Il “campo largo”, come lo vuole il più giovane della dinastia dei Letta – florida come quella dei Mattarella e dei Borgia – é un luogo mitologico all’interno del quale vengono risucchiati i partiti che fanno a meno di una carta d’identità, che praticano con la loro viziosa improntitudine l’estremismo di centro, il quale consiste nel fare pubblicità al moto apparente, nel non prendere impegni, nel fare uso di moderazione anche quando si giace a letto con qualcun altro o con qualcun’altra. Il “campo largo” é la sala d’aspetto – così dice un mio carissmo amico che imperversa su Facebook – di una stazione in cui si incontra quasi casualmente un sacco di gente che ha ben poco da mettere insieme se si toglie l’essersi dedicati, spesso da diversi decenni, al collezionismo delle poltrone. Gente che va dalla Bonino, quella che odora di naftalina, a suor Letizia, in rotta con Berlusconi, a Sua Altezza Brunetta, che ha già iniziato la campagna elettorale fingendosi addolorato per l’etichetta del “nano” che lo perseguita da quand’é nato e menando vanto, al contrario, per essere stato messo al mondo da un venditore di souvenirs (gondole nere di plastica e altro ciarpame) in quel di Venezia: neanche Goebbels sarebbe stato capace di mettere a punto una tattica così efficace per affermarsi, un uomo per tutte le mezze stagioni, tre quarti di vittimismo e un quarto di orgoglioso richiamo alle origini, sebbene il fabbro, debbo francamente ammettere, facesse più effetto: insomma, una chilometrica teoria di pallidi comprimari – c’é Calenda, c’é Renzi, tutti che dicono presente col ditino alzato – il massimo per un sistema che, per come é strutturato, non può permettersi il lusso, e il rischio, di affidarsi a dei numeri 10.
Questa smania di serrare al centro non depone bene: più soggetti lo cercano più é evidente che se se hanno dei progetti da realizzare essi sono poi costretti a sacrificarli a questa grigia promiscuità, un pezzo qui, un pezzo lì, fin tanto che non ne rimane assolutamente niente, il povero Toto che si dissolve tra i fumi della sauna, il luogo ideale per trasferirsi all’occorrenza da una banda all’altra senza suscitare scandalo, perché non ci sono finalità da perseguire che non sia quella di cristallizzare lo status quo, che vuol dire mantenimento oltre ogni limite sostenibile del numero di poveri, distruzione del ceto medio, accettazione supina del ruolo ancillare imposto all’Italia da parte dell'”alleato” americano, e di mecca del meticciato da parte del mainstream internazionale.

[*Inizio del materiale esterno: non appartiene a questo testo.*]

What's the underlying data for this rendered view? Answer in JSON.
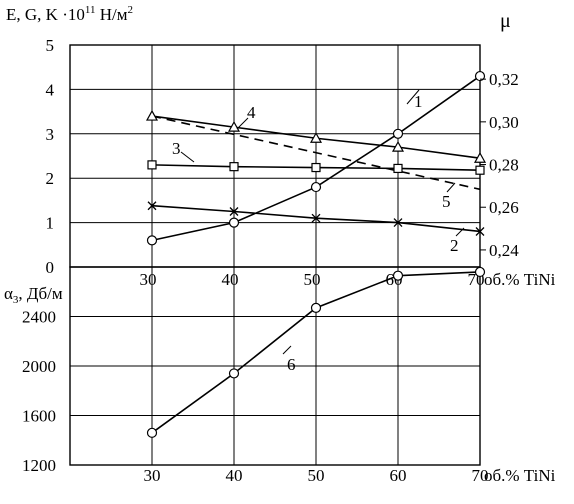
{
  "chart_data": [
    {
      "type": "line",
      "ylabel_left": "E, G, K  ·10",
      "ylabel_left_exp": "11",
      "ylabel_left_unit": " Н/м",
      "ylabel_left_unit_exp": "2",
      "ylabel_right": "μ",
      "xlabel": "об.% TiNi",
      "x_ticks": [
        30,
        40,
        50,
        60,
        70
      ],
      "xlim": [
        20,
        70
      ],
      "ylim_left": [
        0,
        5
      ],
      "y_ticks_left": [
        0,
        1,
        2,
        3,
        4,
        5
      ],
      "ylim_right": [
        0.232,
        0.336
      ],
      "y_ticks_right": [
        "0,24",
        "0,26",
        "0,28",
        "0,30",
        "0,32"
      ],
      "y_ticks_right_values": [
        0.24,
        0.26,
        0.28,
        0.3,
        0.32
      ],
      "grid": true,
      "series": [
        {
          "name": "1",
          "axis": "left",
          "marker": "circle",
          "style": "solid",
          "x": [
            30,
            40,
            50,
            60,
            70
          ],
          "y": [
            0.6,
            1.0,
            1.8,
            3.0,
            4.3
          ]
        },
        {
          "name": "2",
          "axis": "left",
          "marker": "x",
          "style": "solid",
          "x": [
            30,
            40,
            50,
            60,
            70
          ],
          "y": [
            1.38,
            1.25,
            1.1,
            1.0,
            0.8
          ]
        },
        {
          "name": "3",
          "axis": "left",
          "marker": "square",
          "style": "solid",
          "x": [
            30,
            40,
            50,
            60,
            70
          ],
          "y": [
            2.3,
            2.26,
            2.24,
            2.22,
            2.18
          ]
        },
        {
          "name": "4",
          "axis": "left",
          "marker": "triangle",
          "style": "solid",
          "x": [
            30,
            40,
            50,
            60,
            70
          ],
          "y": [
            3.4,
            3.15,
            2.9,
            2.7,
            2.45
          ]
        },
        {
          "name": "5",
          "axis": "left",
          "marker": "none",
          "style": "dashed",
          "x": [
            30,
            70
          ],
          "y": [
            3.4,
            1.75
          ]
        }
      ]
    },
    {
      "type": "line",
      "ylabel": "α",
      "ylabel_sub": "3",
      "ylabel_unit": ", Дб/м",
      "xlabel": "об.% TiNi",
      "x_ticks": [
        30,
        40,
        50,
        60,
        70
      ],
      "xlim": [
        20,
        70
      ],
      "ylim": [
        1200,
        2800
      ],
      "y_ticks": [
        1200,
        1600,
        2000,
        2400
      ],
      "grid": true,
      "series": [
        {
          "name": "6",
          "marker": "circle",
          "style": "solid",
          "x": [
            30,
            40,
            50,
            60,
            70
          ],
          "y": [
            1460,
            1940,
            2470,
            2730,
            2760
          ]
        }
      ]
    }
  ]
}
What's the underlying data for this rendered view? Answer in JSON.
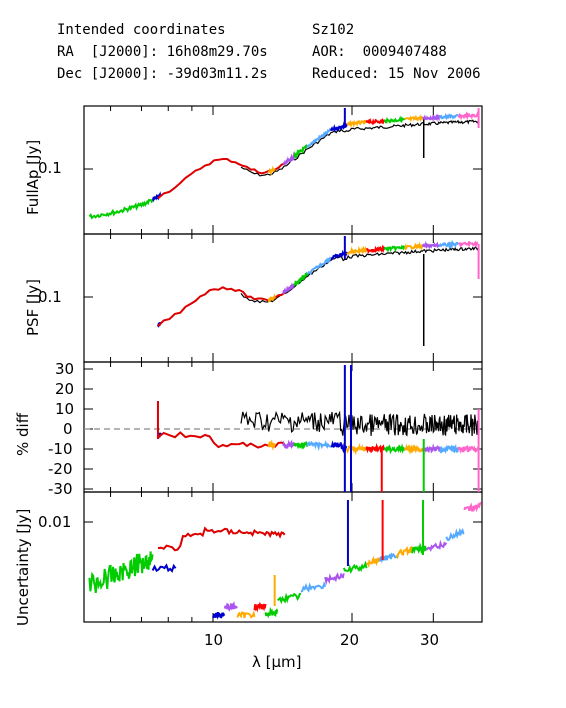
{
  "header": {
    "left": [
      "Intended coordinates",
      "RA  [J2000]: 16h08m29.70s",
      "Dec [J2000]: -39d03m11.2s"
    ],
    "right": [
      "Sz102",
      "AOR:  0009407488",
      "Reduced: 15 Nov 2006"
    ]
  },
  "colors": {
    "module_colors": [
      "#00cc00",
      "#0000cc",
      "#dd0000",
      "#aa55ee",
      "#ffaa00",
      "#00cc00",
      "#ff0000",
      "#55aaff",
      "#ff66cc"
    ],
    "measured": "#000000",
    "zero_line": "#888888"
  },
  "chart_data": [
    {
      "type": "line",
      "panel": "top",
      "ylabel": "FullAp [Jy]",
      "yscale": "log",
      "xscale": "log",
      "yticks": [
        "0.1"
      ],
      "ylim": [
        0.042,
        0.27
      ],
      "xlim": [
        5.4,
        38
      ],
      "description_series": [
        {
          "name": "",
          "x": [
            5.4,
            6.2,
            7.0,
            7.6,
            8.0,
            8.5,
            9.0,
            9.5,
            10.0,
            10.5,
            11.0,
            11.5,
            12.0,
            12.5,
            13.0,
            13.5,
            14.0,
            14.5,
            15.0,
            16.0,
            17.0,
            18.0,
            19.0,
            20.0,
            22.0,
            24.0,
            26.0,
            28.0,
            30.0,
            33.0,
            36.0,
            38.0
          ],
          "y": [
            0.054,
            0.058,
            0.064,
            0.072,
            0.078,
            0.088,
            0.1,
            0.112,
            0.121,
            0.124,
            0.122,
            0.116,
            0.108,
            0.104,
            0.103,
            0.106,
            0.112,
            0.12,
            0.13,
            0.15,
            0.17,
            0.19,
            0.2,
            0.21,
            0.214,
            0.218,
            0.222,
            0.226,
            0.228,
            0.232,
            0.234,
            0.236
          ]
        }
      ]
    },
    {
      "type": "line",
      "panel": "psf",
      "ylabel": "PSF [Jy]",
      "yscale": "log",
      "yticks": [
        "0.1"
      ],
      "ylim": [
        0.042,
        0.27
      ],
      "description_series": [
        {
          "name": "",
          "x": [
            7.6,
            8.0,
            8.5,
            9.0,
            9.5,
            10.0,
            10.5,
            11.0,
            11.5,
            12.0,
            12.5,
            13.0,
            13.5,
            14.0,
            14.5,
            15.0,
            16.0,
            17.0,
            18.0,
            19.0,
            20.0,
            22.0,
            24.0,
            26.0,
            28.0,
            30.0,
            33.0,
            36.0,
            38.0
          ],
          "y": [
            0.072,
            0.078,
            0.088,
            0.1,
            0.112,
            0.121,
            0.124,
            0.122,
            0.116,
            0.108,
            0.104,
            0.103,
            0.106,
            0.112,
            0.12,
            0.13,
            0.15,
            0.17,
            0.19,
            0.2,
            0.21,
            0.214,
            0.218,
            0.222,
            0.226,
            0.228,
            0.232,
            0.234,
            0.236
          ]
        }
      ]
    },
    {
      "type": "line",
      "panel": "diff",
      "ylabel": "% diff",
      "yticks": [
        "30",
        "20",
        "10",
        "0",
        "-10",
        "-20",
        "-30"
      ],
      "ylim": [
        -33,
        32
      ],
      "zero_line": true
    },
    {
      "type": "line",
      "panel": "uncertainty",
      "ylabel": "Uncertainty [Jy]",
      "yscale": "log",
      "yticks": [
        "0.01"
      ],
      "xticks": [
        "10",
        "20",
        "30"
      ],
      "xlabel": "λ [μm]"
    }
  ]
}
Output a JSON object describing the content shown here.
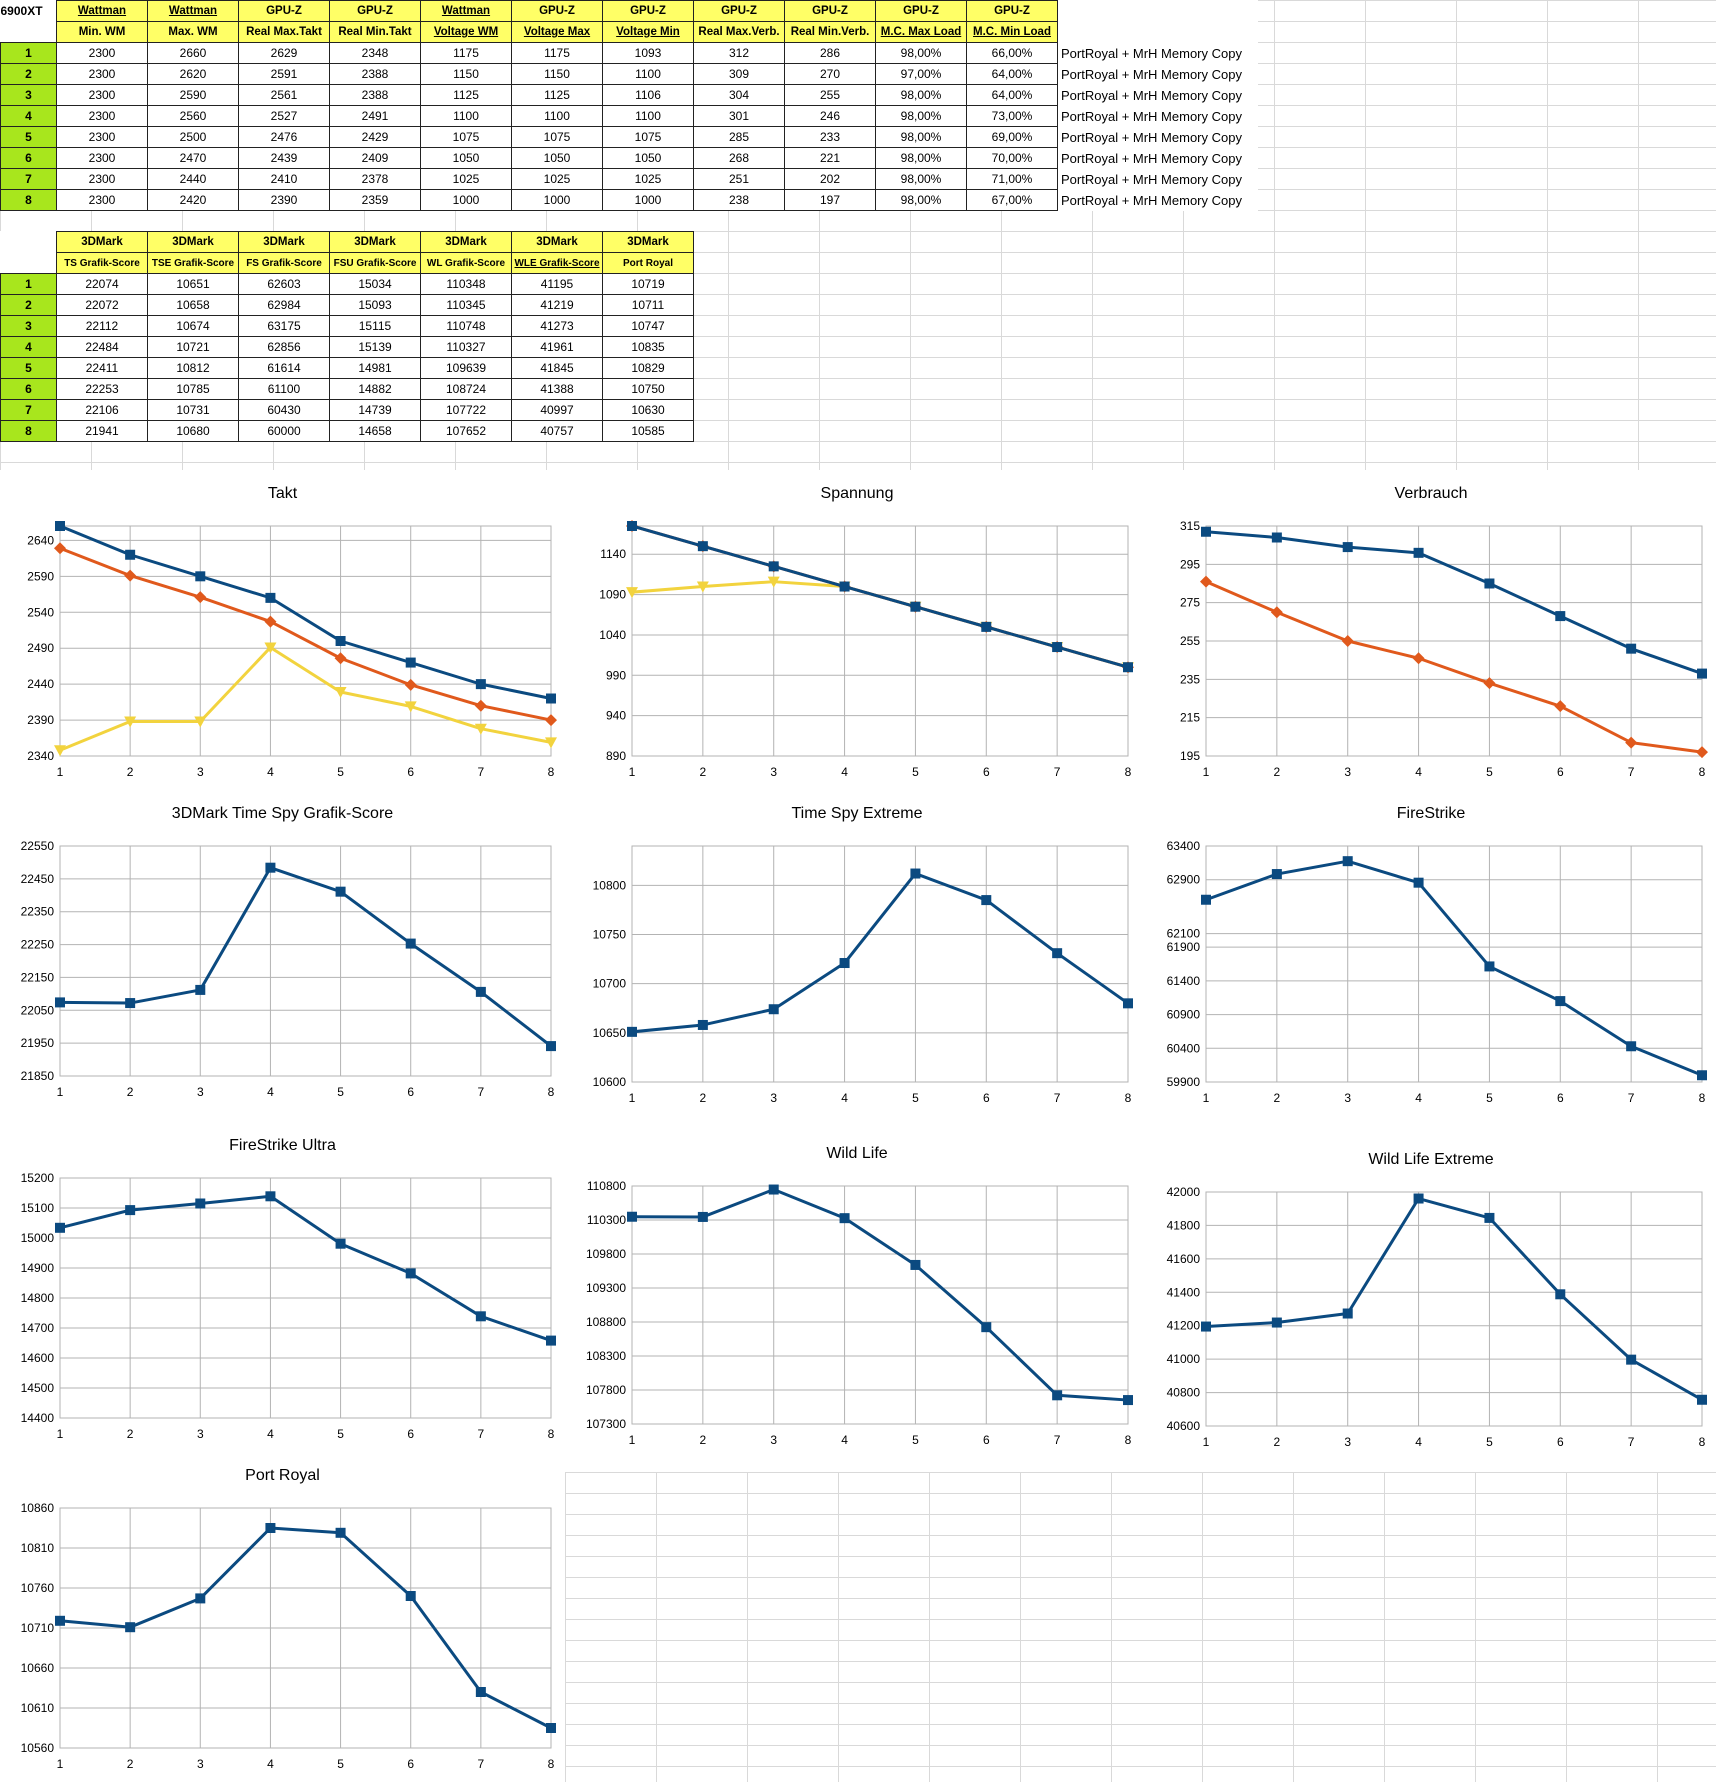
{
  "sheet": {
    "corner": "6900XT",
    "table1": {
      "head1": [
        "Wattman",
        "Wattman",
        "GPU-Z",
        "GPU-Z",
        "Wattman",
        "GPU-Z",
        "GPU-Z",
        "GPU-Z",
        "GPU-Z",
        "GPU-Z",
        "GPU-Z"
      ],
      "head2": [
        "Min. WM",
        "Max. WM",
        "Real Max.Takt",
        "Real Min.Takt",
        "Voltage WM",
        "Voltage Max",
        "Voltage Min",
        "Real Max.Verb.",
        "Real Min.Verb.",
        "M.C. Max Load",
        "M.C. Min Load"
      ],
      "rows": [
        {
          "n": "1",
          "v": [
            "2300",
            "2660",
            "2629",
            "2348",
            "1175",
            "1175",
            "1093",
            "312",
            "286",
            "98,00%",
            "66,00%"
          ],
          "note": "PortRoyal + MrH Memory Copy"
        },
        {
          "n": "2",
          "v": [
            "2300",
            "2620",
            "2591",
            "2388",
            "1150",
            "1150",
            "1100",
            "309",
            "270",
            "97,00%",
            "64,00%"
          ],
          "note": "PortRoyal + MrH Memory Copy"
        },
        {
          "n": "3",
          "v": [
            "2300",
            "2590",
            "2561",
            "2388",
            "1125",
            "1125",
            "1106",
            "304",
            "255",
            "98,00%",
            "64,00%"
          ],
          "note": "PortRoyal + MrH Memory Copy"
        },
        {
          "n": "4",
          "v": [
            "2300",
            "2560",
            "2527",
            "2491",
            "1100",
            "1100",
            "1100",
            "301",
            "246",
            "98,00%",
            "73,00%"
          ],
          "note": "PortRoyal + MrH Memory Copy"
        },
        {
          "n": "5",
          "v": [
            "2300",
            "2500",
            "2476",
            "2429",
            "1075",
            "1075",
            "1075",
            "285",
            "233",
            "98,00%",
            "69,00%"
          ],
          "note": "PortRoyal + MrH Memory Copy"
        },
        {
          "n": "6",
          "v": [
            "2300",
            "2470",
            "2439",
            "2409",
            "1050",
            "1050",
            "1050",
            "268",
            "221",
            "98,00%",
            "70,00%"
          ],
          "note": "PortRoyal + MrH Memory Copy"
        },
        {
          "n": "7",
          "v": [
            "2300",
            "2440",
            "2410",
            "2378",
            "1025",
            "1025",
            "1025",
            "251",
            "202",
            "98,00%",
            "71,00%"
          ],
          "note": "PortRoyal + MrH Memory Copy"
        },
        {
          "n": "8",
          "v": [
            "2300",
            "2420",
            "2390",
            "2359",
            "1000",
            "1000",
            "1000",
            "238",
            "197",
            "98,00%",
            "67,00%"
          ],
          "note": "PortRoyal + MrH Memory Copy"
        }
      ]
    },
    "table2": {
      "head1": [
        "3DMark",
        "3DMark",
        "3DMark",
        "3DMark",
        "3DMark",
        "3DMark",
        "3DMark"
      ],
      "head2": [
        "TS Grafik-Score",
        "TSE Grafik-Score",
        "FS Grafik-Score",
        "FSU Grafik-Score",
        "WL Grafik-Score",
        "WLE Grafik-Score",
        "Port Royal"
      ],
      "rows": [
        {
          "n": "1",
          "v": [
            "22074",
            "10651",
            "62603",
            "15034",
            "110348",
            "41195",
            "10719"
          ]
        },
        {
          "n": "2",
          "v": [
            "22072",
            "10658",
            "62984",
            "15093",
            "110345",
            "41219",
            "10711"
          ]
        },
        {
          "n": "3",
          "v": [
            "22112",
            "10674",
            "63175",
            "15115",
            "110748",
            "41273",
            "10747"
          ]
        },
        {
          "n": "4",
          "v": [
            "22484",
            "10721",
            "62856",
            "15139",
            "110327",
            "41961",
            "10835"
          ]
        },
        {
          "n": "5",
          "v": [
            "22411",
            "10812",
            "61614",
            "14981",
            "109639",
            "41845",
            "10829"
          ]
        },
        {
          "n": "6",
          "v": [
            "22253",
            "10785",
            "61100",
            "14882",
            "108724",
            "41388",
            "10750"
          ]
        },
        {
          "n": "7",
          "v": [
            "22106",
            "10731",
            "60430",
            "14739",
            "107722",
            "40997",
            "10630"
          ]
        },
        {
          "n": "8",
          "v": [
            "21941",
            "10680",
            "60000",
            "14658",
            "107652",
            "40757",
            "10585"
          ]
        }
      ]
    }
  },
  "chart_data": [
    {
      "type": "line",
      "title": "Takt",
      "categories": [
        "1",
        "2",
        "3",
        "4",
        "5",
        "6",
        "7",
        "8"
      ],
      "ylim": [
        2340,
        2660
      ],
      "yticks": [
        2340,
        2390,
        2440,
        2490,
        2540,
        2590,
        2640
      ],
      "series": [
        {
          "values": [
            2660,
            2620,
            2590,
            2560,
            2500,
            2470,
            2440,
            2420
          ],
          "color": "#0b4a80",
          "marker": "square"
        },
        {
          "values": [
            2629,
            2591,
            2561,
            2527,
            2476,
            2439,
            2410,
            2390
          ],
          "color": "#e0591c",
          "marker": "diamond"
        },
        {
          "values": [
            2348,
            2388,
            2388,
            2491,
            2429,
            2409,
            2378,
            2359
          ],
          "color": "#f2d33e",
          "marker": "triangle"
        }
      ]
    },
    {
      "type": "line",
      "title": "Spannung",
      "categories": [
        "1",
        "2",
        "3",
        "4",
        "5",
        "6",
        "7",
        "8"
      ],
      "ylim": [
        890,
        1175
      ],
      "yticks": [
        890,
        940,
        990,
        1040,
        1090,
        1140
      ],
      "series": [
        {
          "values": [
            1175,
            1150,
            1125,
            1100,
            1075,
            1050,
            1025,
            1000
          ],
          "color": "#0b4a80",
          "marker": "square"
        },
        {
          "values": [
            1175,
            1150,
            1125,
            1100,
            1075,
            1050,
            1025,
            1000
          ],
          "color": "#e0591c",
          "marker": "diamond"
        },
        {
          "values": [
            1093,
            1100,
            1106,
            1100,
            1075,
            1050,
            1025,
            1000
          ],
          "color": "#f2d33e",
          "marker": "triangle"
        }
      ]
    },
    {
      "type": "line",
      "title": "Verbrauch",
      "categories": [
        "1",
        "2",
        "3",
        "4",
        "5",
        "6",
        "7",
        "8"
      ],
      "ylim": [
        195,
        315
      ],
      "yticks": [
        195,
        215,
        235,
        255,
        275,
        295,
        315
      ],
      "series": [
        {
          "values": [
            312,
            309,
            304,
            301,
            285,
            268,
            251,
            238
          ],
          "color": "#0b4a80",
          "marker": "square"
        },
        {
          "values": [
            286,
            270,
            255,
            246,
            233,
            221,
            202,
            197
          ],
          "color": "#e0591c",
          "marker": "diamond"
        }
      ]
    },
    {
      "type": "line",
      "title": "3DMark Time Spy Grafik-Score",
      "categories": [
        "1",
        "2",
        "3",
        "4",
        "5",
        "6",
        "7",
        "8"
      ],
      "ylim": [
        21850,
        22550
      ],
      "yticks": [
        21850,
        21950,
        22050,
        22150,
        22250,
        22350,
        22450,
        22550
      ],
      "series": [
        {
          "values": [
            22074,
            22072,
            22112,
            22484,
            22411,
            22253,
            22106,
            21941
          ],
          "color": "#0b4a80",
          "marker": "square"
        }
      ]
    },
    {
      "type": "line",
      "title": "Time Spy Extreme",
      "categories": [
        "1",
        "2",
        "3",
        "4",
        "5",
        "6",
        "7",
        "8"
      ],
      "ylim": [
        10600,
        10840
      ],
      "yticks": [
        10600,
        10650,
        10700,
        10750,
        10800
      ],
      "series": [
        {
          "values": [
            10651,
            10658,
            10674,
            10721,
            10812,
            10785,
            10731,
            10680
          ],
          "color": "#0b4a80",
          "marker": "square"
        }
      ]
    },
    {
      "type": "line",
      "title": "FireStrike",
      "categories": [
        "1",
        "2",
        "3",
        "4",
        "5",
        "6",
        "7",
        "8"
      ],
      "ylim": [
        59900,
        63400
      ],
      "yticks": [
        59900,
        60400,
        60900,
        61400,
        61900,
        62100,
        62900,
        63400
      ],
      "series": [
        {
          "values": [
            62603,
            62984,
            63175,
            62856,
            61614,
            61100,
            60430,
            60000
          ],
          "color": "#0b4a80",
          "marker": "square"
        }
      ]
    },
    {
      "type": "line",
      "title": "FireStrike Ultra",
      "categories": [
        "1",
        "2",
        "3",
        "4",
        "5",
        "6",
        "7",
        "8"
      ],
      "ylim": [
        14400,
        15200
      ],
      "yticks": [
        14400,
        14500,
        14600,
        14700,
        14800,
        14900,
        15000,
        15100,
        15200
      ],
      "series": [
        {
          "values": [
            15034,
            15093,
            15115,
            15139,
            14981,
            14882,
            14739,
            14658
          ],
          "color": "#0b4a80",
          "marker": "square"
        }
      ]
    },
    {
      "type": "line",
      "title": "Wild Life",
      "categories": [
        "1",
        "2",
        "3",
        "4",
        "5",
        "6",
        "7",
        "8"
      ],
      "ylim": [
        107300,
        110800
      ],
      "yticks": [
        107300,
        107800,
        108300,
        108800,
        109300,
        109800,
        110300,
        110800
      ],
      "series": [
        {
          "values": [
            110348,
            110345,
            110748,
            110327,
            109639,
            108724,
            107722,
            107652
          ],
          "color": "#0b4a80",
          "marker": "square"
        }
      ]
    },
    {
      "type": "line",
      "title": "Wild Life Extreme",
      "categories": [
        "1",
        "2",
        "3",
        "4",
        "5",
        "6",
        "7",
        "8"
      ],
      "ylim": [
        40600,
        42000
      ],
      "yticks": [
        40600,
        40800,
        41000,
        41200,
        41400,
        41600,
        41800,
        42000
      ],
      "series": [
        {
          "values": [
            41195,
            41219,
            41273,
            41961,
            41845,
            41388,
            40997,
            40757
          ],
          "color": "#0b4a80",
          "marker": "square"
        }
      ]
    },
    {
      "type": "line",
      "title": "Port Royal",
      "categories": [
        "1",
        "2",
        "3",
        "4",
        "5",
        "6",
        "7",
        "8"
      ],
      "ylim": [
        10560,
        10860
      ],
      "yticks": [
        10560,
        10610,
        10660,
        10710,
        10760,
        10810,
        10860
      ],
      "series": [
        {
          "values": [
            10719,
            10711,
            10747,
            10835,
            10829,
            10750,
            10630,
            10585
          ],
          "color": "#0b4a80",
          "marker": "square"
        }
      ]
    }
  ]
}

In questi due mesi assisteremo alla prevedibile emersione di vecchi refrain. come l’attacco al Fascismo, che non c’é, a dispetto dei calcoli fatti dal sociolgo De Masi, secondo il quale le condizioni generali del Paese, nell’aggravarsi quasi ogni giorno, giustificherebbero l’affermazione poltica ed elettorale di una vera Sinistra, ma il PD é solo la proiezione ortogonale della spiaggia di Capalbio, mentre la Destra che per molti versi ne ha preso il posto, continua a chiudersi in clinch come un pugile suonato e ad indietreggiare se la si accusa di fare professione di patriottismo, di concepire misure draconiane contro l’immigrazione clandestina, di contrastare l’esondazione della cultura LGBT e l’estinzione della famiglia: gli echi della performance realizzata dalla Meloni in un evento di “Vox” si sono ulteriormente affievoliti dopo che la segretaria di FdI, nel tentativo di sfuggire al sarcasmo dei “democratici”, ha dovuto ammettere di aver sbagliato i toni, che é il preludio di una corposa ritrattazione anche sulla sostanza, e ciò mentre ci si sarebbe aspettati che avesse, con i suoi acuti da soprano, rifiutato sdegnosamente la mano tesa di Palamara (stavo per scrivere Palmera, il tonno), quegli che non si é limitato a “raccontare” l’ignobile chic to chic tra la magistratura corrotta e la cosiddetta Sinistra (un vulnus insopportabile per qualsiasi ordinamento “democratico”, una specie di golpe permanente e continuato, in cui gli uomini con le toghe surrogavano le stellette), ma ci sguazzava fin sopra i capelli: l’anticipazione, nella condotta della Meloni, del già visto, della cronica incapacità di controbattere gli affondi dei DEM col ferro, che é decisamente più incisivo del ramoscello di fico: ad esempio, ponendo la domanda (non importa se ci siano, o no, delle persone desiderose di ascoltarla) se l’atto di distruggere nella sede della CGIL la cornicetta con la foto di Landini, ritratto mentre ingurgita un supplì durante gli Stati Generali del 2020 (un’invenzione di Conte), sia moralmente, politicamente e giuridicamente più grave di quello compiuto dal ragazzo con l’estintore in mano che voleva ammazzare un carabiniere nel G8 del 2001, e se ci sia una correlazione logica tra il carcere disposto nel primo caso e la beatificazione nel secondo.

Il fatto é che più di mezzo secolo trascorso senza che nessuno, per ignoranza o per paura, confutasse la storiografia farlocca secreta dagli specialisti del PCI e, più tardi, da quelli del PD, appoggiati dai grossi calibri della stampa padronale, ha lasciato il segno, inducendo la Destra sociale, ove non sia stata limitata da altre cause di ordine giudiziario, a vedere delle buie strettoie in luogo di praterie sterminate e ad abbandonare la piazza, mettendola a disposizione delle sardine e dei centri sociali (squadrismo allo stato puro): addirittura – come é successo di recente – degli aficionados di Draghi che vi si sono raccolti, meno di quattro gatti, per chiedere al Primo Console, che non ha mai preso un voto, di ergersi ad Imperatore.

Personalmente ho la netta sensazione che se gli oppositori del Sistema che ruota intorno al PD prendessero consapevolezza del fatto che non cé solo il voto e che non sarebbe necessaria una forza smisurata per venire a capo dei tanti Giggini e dei tanti Speranza che si affacciano con la loro stolida supponenza dal loggione del potere, non ci sarebbe partita, malgrado Letta minacci di andare casa per casa a caccia di consensi, suppergiù al grido che risuonava spesso da noi tempo fa, ‘donneee é arrivato l’arrotino’, servizietti e servizi. Però – lo ripeto sommessamente – non ci sono solo le liturgie taroccate del voto., ci sono anche altre strade.